C’est à cause d’eux s’ils sont si pauvres.

Ils feraient mieux de bouffer leurs vaches, au lieu de les regarder vieillir en évitant la casserole.
Ils devraient les tuer, les dépecer et les faire cuire, plutôt que donner des épluchures
aux vieux taureaux qui viennent quémander chaque soir
de maison en maison
avant de se coucher sur un vieux tas d’ordures.

Après avoir renvoyé mon groupe de touristes en France après un trek, j’étais heureux de revoir mon taureau à cornes de traviole, en rentrant chez moi en taxi depuis l’aéroport. Dans les groupes, t’en as toujours deux ou trois qui comprendront jamais rien ; t’as beau leur expliquer que s’ils bouffaient leurs vaches, les bouddhistes et les hindous, ça ne changerait rien à l’affaire ; ça sert à rien : ils n’en démordent pas. C’est réglé comme du papier à musique : ils en feraient des steaks, eux.

À Bodhnath, qui n’était pas encore une banlieue de Katmandou, il y avait en permanence trois antiques taureaux, et deux vieilles vaches au poil sale, la peau dégoulinant, troupeau de mouches autour des yeux, boitillant sur les dalles de pierre et cheminant dans la poussière au ralenti au milieu de la foule comme un torrent.

Quand j’y suis retourné l’an dernier, il y avait de nouveaux vieux taureaux. Celui de la photo est mort en 1983 ; là il agonisait déjà. Un voisin miséricordieux l’a achevé d’un coup de coutelas par une nuit sans lune. Ça se finit comme ça, toujours. Faut pas laisser souffrir. Pendant trois ans il est venu poser son museau sec au creux de mes deux mains où je nichais ma petite offrande : trognon de chou, fanes de carottes. Un museau de gros cuir qui me râpait les paumes.

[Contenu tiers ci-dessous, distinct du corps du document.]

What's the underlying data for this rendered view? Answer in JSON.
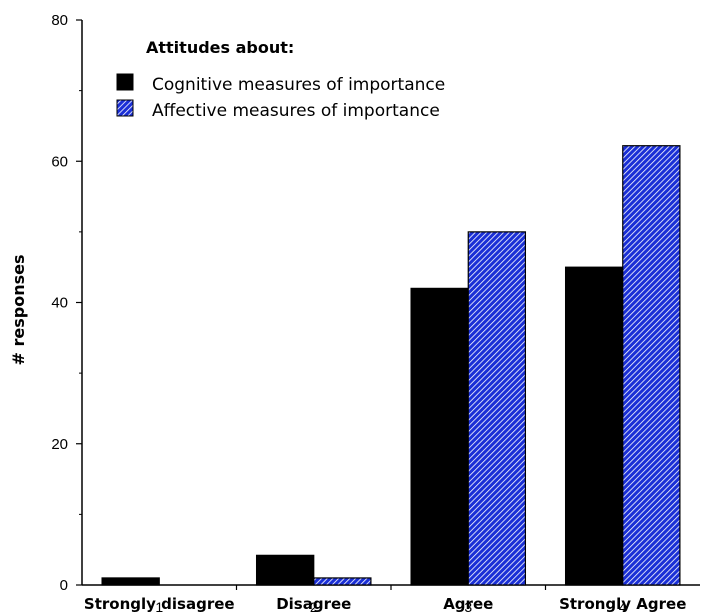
{
  "chart_data": {
    "type": "bar",
    "title": "",
    "xlabel": "",
    "ylabel": "# responses",
    "ylim": [
      0,
      80
    ],
    "yticks": [
      0,
      20,
      40,
      60,
      80
    ],
    "grid": false,
    "legend_placement": "top-left",
    "legend_title": "Attitudes about:",
    "categories": [
      "Strongly disagree",
      "Disagree",
      "Agree",
      "Strongly Agree"
    ],
    "category_numbers": [
      "1",
      "2",
      "3",
      "4"
    ],
    "series": [
      {
        "name": "Cognitive measures of importance",
        "values": [
          1,
          4.2,
          42,
          45
        ],
        "color": "#000000",
        "fill": "solid"
      },
      {
        "name": "Affective measures of importance",
        "values": [
          0,
          1,
          50,
          62.2
        ],
        "color": "#1a2fd6",
        "fill": "diagonal-hatch"
      }
    ]
  }
}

Dans nos campagnes, quelques paysans ont encore pour coutume de s’enticher d’une vache. Ils ne l’envoient jamais à l’abattoir, celle-là. Elle va au pré avec les autres jusqu’au bout ; tant qu’elle peut marcher, elle y va. Et quand elle ne peut plus, le paysan l’achève, comme le font les hindous.

La vache est un animal très particulier, supérieurement intelligent. On ne croirait pas à la voir, si placide. Il ne faut pas s’y fier, pourtant : leur regard est celui qui possède le plus de profondeur et de douceur de toute la création.

Tant qu’on verra de vieux taureaux se balader à Katmandou et Bénarès et que la paysan lotois caressera le gros museau de sa blonde d’Aquitaine, le monde tournera dans le bon sens.

J’aime bien les trucs qui sont inutiles.
Le monde ne sert à rien non plus, si on réfléchit bien.